Скот усмехнулся, произнеся это слово. Оно было ему чужим. Но Скот обнаружил «кореша» в своем арсенале и вытащил его наружу, может быть, чтобы подчеркнуть: хоть мы и антиподы, но теперь повязаны одной веревочкой. Скот улыбался, он блаженствовал, Победив. Он расслабился. Ну да, откуда ж ему знать про кривоногого? А я, получив в морду от торжествующего Скота «кореша», сразу явственно ощутил, что лихорадка стала быстро убывать во мне, а слабость уступает место гневу.
— Чему радуетесь? — спросил я Скота. — Не рано ли?
— А что? — удивился он. — Разве ты не всех своих родственников вспомнил? Кого-нибудь оставил про запас.
— Да, — сказал я, — не всех. Забыл про одного старика. Кузнец Каминский. Знаешь? — Мне надоело «выкать» Скоту, выражая несуществующее уважение. — Ну, тот Каминский, что стоит в Хатыни. С мальчиком на руках… Ты чего сжался, Скот? А?.. Этот кузнец Каминский — мой дед. А бездыханный мальчик, которого он выносит из пламени, это я… Чего ж ты хочешь? Убить меня снова? Не получится, Скот. Не хочу. Не позволю…
— Ты… ты… — забормотал Скот и попятился. — Ты с ума сошел! — крикнул он, оказавшись в безопасном удалении. — Сумасшедший! Да таких, как ты, надо…
Я не расслышал, как следует поступать с подобными мне, потому что наш корабль издал победный гудок и начал движение к дому.

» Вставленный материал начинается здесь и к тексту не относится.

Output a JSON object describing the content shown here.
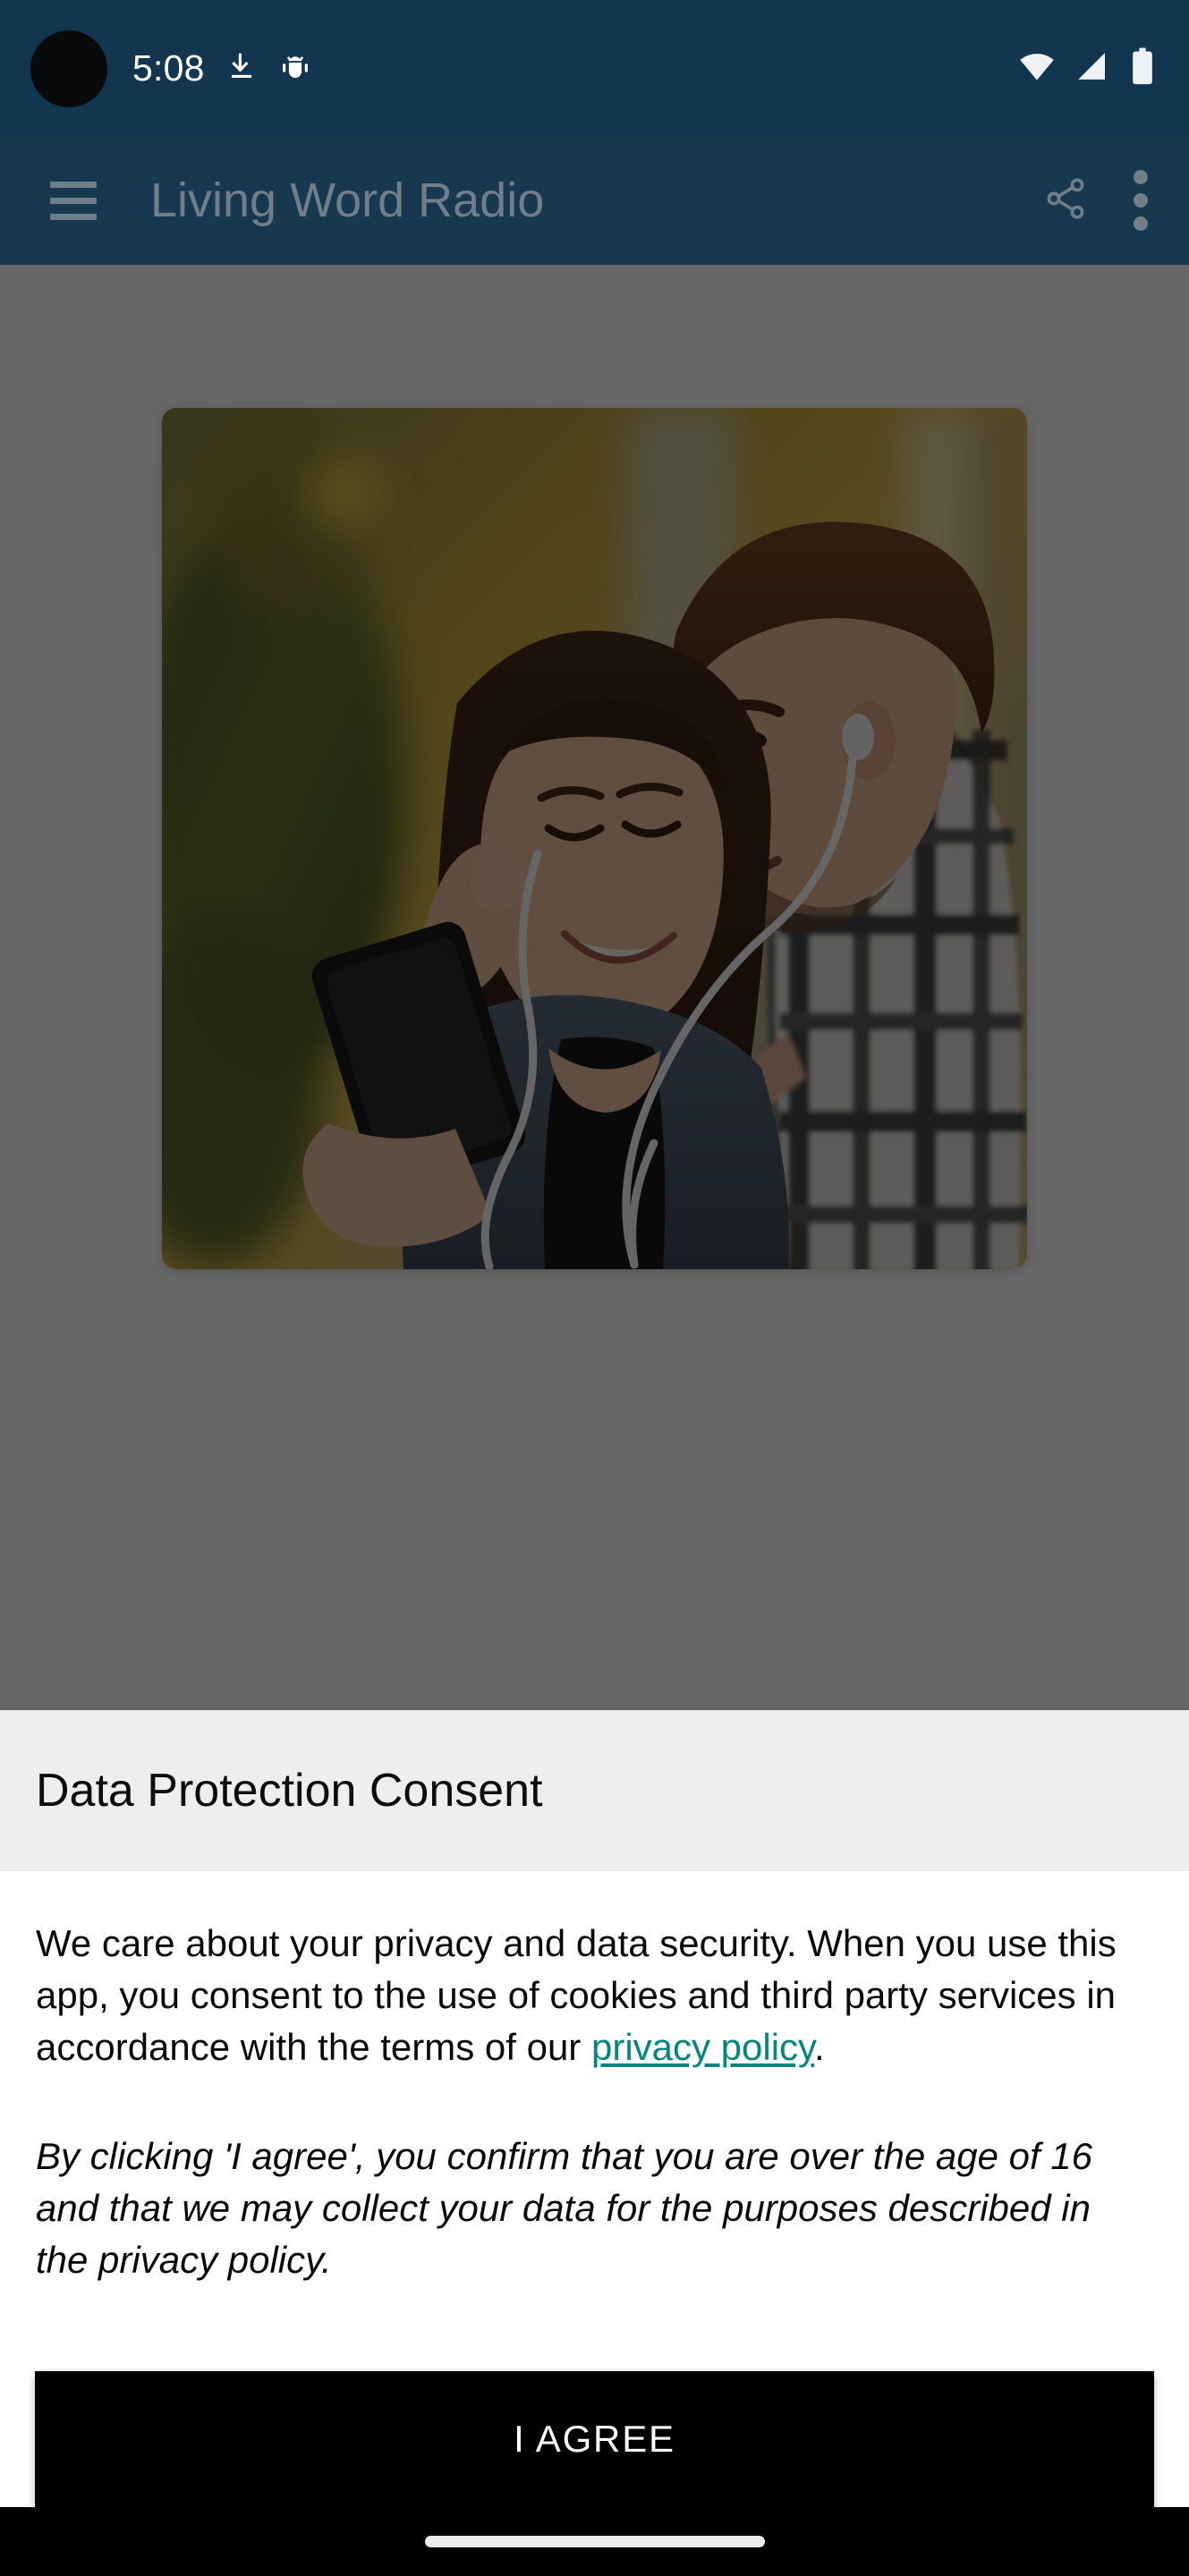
{
  "status_bar": {
    "time": "5:08",
    "icons_left": [
      "download-icon",
      "android-bug-icon"
    ],
    "icons_right": [
      "wifi-icon",
      "cellular-signal-icon",
      "battery-icon"
    ],
    "background_color": "#123650"
  },
  "app_bar": {
    "menu_icon": "hamburger-menu-icon",
    "title": "Living Word Radio",
    "share_icon": "share-icon",
    "overflow_icon": "more-vertical-icon",
    "background_color": "#17384f",
    "title_color": "#6f7e88"
  },
  "content": {
    "hero_image_alt": "Couple listening to music on a phone with shared earphones",
    "scrim_color": "#666666"
  },
  "dialog": {
    "title": "Data Protection Consent",
    "paragraph_1_before_link": "We care about your privacy and data security. When you use this app, you consent to the use of cookies and third party services in accordance with the terms of our ",
    "link_text": "privacy policy",
    "paragraph_1_after_link": ".",
    "paragraph_2": "By clicking 'I agree', you confirm that you are over the age of 16 and that we may collect your data for the purposes described in the privacy policy.",
    "agree_button_label": "I AGREE",
    "header_background": "#eeeeee",
    "link_color": "#00897b",
    "button_background": "#000000"
  },
  "nav_bar": {
    "gesture_pill": "home-gesture-pill",
    "background_color": "#000000"
  }
}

Мне недосуг было провожать взглядом такой знакомый, ставший почти родным и столь осточертевший за время вынужденной стоянки берег — я не отрывал глаз от уходящего по узкому пространству нижней палубы Скота. Он словно бы усох. Он сгорбился. Его ноги подгибались, а спина выражала несчастье. И при виде такого Скота стало чуть смешно и очень-очень грустно. Но уже через несколько минут меня охватило радостное чувство: «Главное — мы наконец-то возвращаемся к себе!»
* * *
Через год я опомнился и занервничал: такой был важный для меня путь по Дунаю, столько с ним сопряглось воспоминаний, мыслей и чувств, — и ни одной строчки в записной книжке! Я даже точно не знал, где именно мы сели на мель; вроде бы на виду у болгар, а то, кажется, в румынских водах, но, возможно, еще не кончилась Австрия… Не мог же я телеграфировать в Рязань дотошному Любавину: «Поделись, друг, своими записями». Дело не в том, что это не принято. И поэт, не сомневаюсь, ответил бы без промедления: «Бери хоть все, друг, мне ничуть не жалко». Но блокнотики Любавина были его памятью, и больше ничьей.